A peak body of educators in Canada has urged that universities and colleges in the country sever their association with Confucius Institutes, ostensibly centers of Chinese language learning set up by the Chinese Communist Party.
The Canadian Association of University Teachers argued in a recent statement that the fact that the institutes are funded and controlled by an authoritarian communist regime makes them an unsuitable educational partner.
Delegates to a meeting of the association passed a resolution in December recommending the action against the Chinese soft propaganda organization, and advised those considering hosting Confucius Institutes to go no further, according to the organization’s bulletin.
“In agreeing to host Confucius Institutes, Canadian universities and colleges are compromising their own integrity by allowing the Chinese Language Culture International to have a voice in a number of academic matters, such as curriculum, texts, and topics of class discussion,” Executive Director James Turk explained. “Such interference is a fundamental violation of academic freedom.”
The institutes, which are affiliated with the Chinese Ministry of Education and include top Communist Party members as overseers, provide instruction in Chinese language and culture, but are criticized as tools for Communist Party propaganda and soft power abroad. Critics point out that they export discriminatory practices against groups persecuted in China.

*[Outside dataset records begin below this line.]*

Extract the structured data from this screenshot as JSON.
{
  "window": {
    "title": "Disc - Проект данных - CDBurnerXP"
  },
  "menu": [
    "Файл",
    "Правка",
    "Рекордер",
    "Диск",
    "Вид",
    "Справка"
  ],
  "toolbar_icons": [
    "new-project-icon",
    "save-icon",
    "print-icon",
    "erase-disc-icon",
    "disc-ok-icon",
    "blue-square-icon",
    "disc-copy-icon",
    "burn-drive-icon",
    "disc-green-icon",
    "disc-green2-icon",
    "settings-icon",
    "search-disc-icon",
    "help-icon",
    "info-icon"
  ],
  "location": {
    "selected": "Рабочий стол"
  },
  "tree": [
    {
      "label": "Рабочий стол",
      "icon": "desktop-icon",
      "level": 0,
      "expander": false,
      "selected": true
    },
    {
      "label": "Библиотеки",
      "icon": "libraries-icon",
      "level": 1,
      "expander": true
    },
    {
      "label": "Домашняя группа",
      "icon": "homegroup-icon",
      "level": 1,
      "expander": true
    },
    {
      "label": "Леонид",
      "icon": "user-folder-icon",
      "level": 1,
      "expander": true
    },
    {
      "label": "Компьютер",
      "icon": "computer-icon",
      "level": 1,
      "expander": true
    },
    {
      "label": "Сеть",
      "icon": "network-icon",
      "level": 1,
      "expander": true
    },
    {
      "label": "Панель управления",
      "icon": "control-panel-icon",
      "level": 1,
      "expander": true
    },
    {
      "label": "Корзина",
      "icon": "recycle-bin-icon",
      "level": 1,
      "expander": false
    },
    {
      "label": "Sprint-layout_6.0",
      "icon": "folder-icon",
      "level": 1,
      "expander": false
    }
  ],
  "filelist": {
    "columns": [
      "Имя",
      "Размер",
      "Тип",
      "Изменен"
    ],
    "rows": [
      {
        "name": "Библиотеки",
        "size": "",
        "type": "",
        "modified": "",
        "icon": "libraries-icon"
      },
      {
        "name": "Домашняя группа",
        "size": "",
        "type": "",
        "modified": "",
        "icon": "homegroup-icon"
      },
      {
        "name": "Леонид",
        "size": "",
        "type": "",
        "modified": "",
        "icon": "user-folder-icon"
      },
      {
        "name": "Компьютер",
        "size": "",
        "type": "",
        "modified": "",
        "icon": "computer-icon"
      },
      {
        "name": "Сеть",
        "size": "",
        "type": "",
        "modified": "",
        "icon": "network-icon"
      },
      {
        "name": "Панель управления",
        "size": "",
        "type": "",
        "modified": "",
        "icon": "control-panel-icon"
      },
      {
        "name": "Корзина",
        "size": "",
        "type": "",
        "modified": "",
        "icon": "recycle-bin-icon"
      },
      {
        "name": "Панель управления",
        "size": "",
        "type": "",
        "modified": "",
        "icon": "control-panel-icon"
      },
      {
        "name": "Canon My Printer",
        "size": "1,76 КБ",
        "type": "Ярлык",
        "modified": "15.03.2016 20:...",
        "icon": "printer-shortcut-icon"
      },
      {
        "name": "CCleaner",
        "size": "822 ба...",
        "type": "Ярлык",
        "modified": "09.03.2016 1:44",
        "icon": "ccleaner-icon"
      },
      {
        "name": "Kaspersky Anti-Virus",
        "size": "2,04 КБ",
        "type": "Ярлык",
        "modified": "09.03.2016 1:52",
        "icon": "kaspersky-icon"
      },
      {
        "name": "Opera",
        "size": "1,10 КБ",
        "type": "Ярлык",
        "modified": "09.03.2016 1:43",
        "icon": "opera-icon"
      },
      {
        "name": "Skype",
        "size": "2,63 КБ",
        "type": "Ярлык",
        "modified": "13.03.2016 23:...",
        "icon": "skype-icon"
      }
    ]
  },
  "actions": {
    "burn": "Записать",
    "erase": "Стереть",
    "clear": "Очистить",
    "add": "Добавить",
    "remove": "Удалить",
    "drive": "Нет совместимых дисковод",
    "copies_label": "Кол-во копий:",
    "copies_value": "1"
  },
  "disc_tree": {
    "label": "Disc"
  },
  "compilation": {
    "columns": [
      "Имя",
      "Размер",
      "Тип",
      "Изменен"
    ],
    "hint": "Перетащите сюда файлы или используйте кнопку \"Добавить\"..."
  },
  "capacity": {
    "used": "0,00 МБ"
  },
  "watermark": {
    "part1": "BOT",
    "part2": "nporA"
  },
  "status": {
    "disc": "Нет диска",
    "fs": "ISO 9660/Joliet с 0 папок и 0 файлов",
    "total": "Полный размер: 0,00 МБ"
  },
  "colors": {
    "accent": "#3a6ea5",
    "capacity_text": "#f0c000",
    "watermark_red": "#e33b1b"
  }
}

The University of Manitoba decided not to host a Confucius Institute, fearing political censorship, and earlier this year, McMaster University shut down its Confucius Institute because its discriminatory employment practices would not permit hiring members of Falun Gong, Turk said. The case of Sonia Zhao, who was discriminated against, became national news in Canada.
“I am deeply inspired by this action by the association of university teachers,” Norbu Tsering, North American MP of the Tibetan government in exile, said in a statement to Tibet Post. “We have to look for and challenge all forms of oppression, both outside and ones that threaten to make their way into Canada.”
Kayum Masimov, president of the Uyghur Canadian Society told Tibet Post, “Canadian institutions should not be complicit in cooperating with the overseas branch of the communist regime. Any association with the Confucius Institute is a stain on academic reputation and international standing of Canada.”
“Simply put, Confucius Institutes are owned and operated by an authoritarian government and beholden to its politics,” Turk said of the association.